Außergewöhnliche Entdeckungen am Heiligen Antlitz von Lucca: Es ist die älteste Holzskulptur des Westens


Das Heilige Antlitz von Lucca ist nicht, wie bisher angenommen, ein Werk aus dem 12. Jahrhundert, sondern ein Original aus dem 8. bis 9. Jahrhundert: Die außergewöhnliche Entdeckung erlaubt es, es als die älteste Holzskulptur des Abendlandes zu betrachten.

Das Heilige Antlitz von Lucca, das berühmte und geschichtsträchtige Kruzifix, das sich seit Jahrhunderten in der Kathedrale der toskanischen Stadt befindet, ist die älteste Holzskulptur des Westens: Die außergewöhnliche Entdeckung ist das Ergebnis von diagnostischen Untersuchungen mit der Kohlenstoff-14-Methode, die noch nie zuvor an dem Werk durchgeführt wurden. Die Skulptur kann auf eine Zeit zwischen den letzten Jahrzehnten des 8. und dem Beginn des 9. Jahrhunderts datiert werden. Die Untersuchungen wurden am Sitz desNationalen Instituts für Kernphysik in Florenz(CHNet - Cultural Heritage Network) an drei Holzproben der Skulptur und an einem Fragment einer Leinwand durchgeführt, die auf der Holzoberfläche des Originals angebracht war.

Ein antiker Text, von dem man annimmt, dass er legendär ist, berichtet von der Ankunft des Werks in Lucca im Jahr 782. Die kunsthistorischen Studien sind sich jedoch einig, dass das Heilige Antlitz eine Kopie eines verlorenen Originals aus dem 12. Jahrhundert ist.

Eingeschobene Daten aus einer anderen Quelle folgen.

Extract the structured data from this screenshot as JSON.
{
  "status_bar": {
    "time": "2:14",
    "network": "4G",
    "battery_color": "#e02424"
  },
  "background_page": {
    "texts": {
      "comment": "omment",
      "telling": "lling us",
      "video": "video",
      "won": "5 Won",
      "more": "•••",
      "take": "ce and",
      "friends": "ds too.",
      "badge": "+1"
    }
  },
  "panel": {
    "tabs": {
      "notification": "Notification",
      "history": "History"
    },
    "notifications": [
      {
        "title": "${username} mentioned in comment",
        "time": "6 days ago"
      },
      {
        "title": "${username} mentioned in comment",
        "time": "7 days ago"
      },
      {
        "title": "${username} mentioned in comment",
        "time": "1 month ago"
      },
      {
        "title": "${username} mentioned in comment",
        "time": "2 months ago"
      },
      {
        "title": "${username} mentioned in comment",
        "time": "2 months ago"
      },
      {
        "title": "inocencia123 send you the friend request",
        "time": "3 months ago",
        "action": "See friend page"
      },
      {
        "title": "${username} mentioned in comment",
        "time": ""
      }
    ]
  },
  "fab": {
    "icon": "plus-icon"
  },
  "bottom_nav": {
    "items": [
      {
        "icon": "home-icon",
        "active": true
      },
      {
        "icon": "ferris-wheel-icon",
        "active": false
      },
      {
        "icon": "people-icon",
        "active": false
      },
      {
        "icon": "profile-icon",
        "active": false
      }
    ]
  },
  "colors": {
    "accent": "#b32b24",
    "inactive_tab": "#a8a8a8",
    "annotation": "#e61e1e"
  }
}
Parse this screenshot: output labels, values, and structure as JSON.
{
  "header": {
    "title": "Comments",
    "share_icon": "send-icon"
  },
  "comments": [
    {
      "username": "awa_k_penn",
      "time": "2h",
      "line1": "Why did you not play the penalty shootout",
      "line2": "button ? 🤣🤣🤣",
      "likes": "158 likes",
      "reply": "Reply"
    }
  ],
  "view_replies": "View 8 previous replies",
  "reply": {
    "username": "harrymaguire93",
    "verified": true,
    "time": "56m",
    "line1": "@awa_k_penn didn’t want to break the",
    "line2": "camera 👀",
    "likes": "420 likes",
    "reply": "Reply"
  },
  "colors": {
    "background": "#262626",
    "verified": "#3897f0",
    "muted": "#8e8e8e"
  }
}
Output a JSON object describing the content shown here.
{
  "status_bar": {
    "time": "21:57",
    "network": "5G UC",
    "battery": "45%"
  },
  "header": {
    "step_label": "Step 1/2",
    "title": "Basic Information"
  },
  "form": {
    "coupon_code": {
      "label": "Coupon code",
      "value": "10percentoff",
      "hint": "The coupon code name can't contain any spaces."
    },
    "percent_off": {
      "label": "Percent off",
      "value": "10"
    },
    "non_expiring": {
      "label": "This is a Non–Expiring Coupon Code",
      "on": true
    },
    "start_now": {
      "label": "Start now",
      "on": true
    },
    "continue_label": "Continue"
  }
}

Von besonderer Bedeutung für die Datierung dieses Werks ist das Ergebnis der Untersuchung der Leinwand, die sich zwischen dem Holz und dem Gemälde befindet, da das Schneiden einer pflanzlichen Faser, die für die Weberei bestimmt ist, normalerweise nicht lange vor der Verarbeitung erfolgt, während das Holz nach dem Fällen vom Baum eine Reifezeit durchlaufen haben könnte.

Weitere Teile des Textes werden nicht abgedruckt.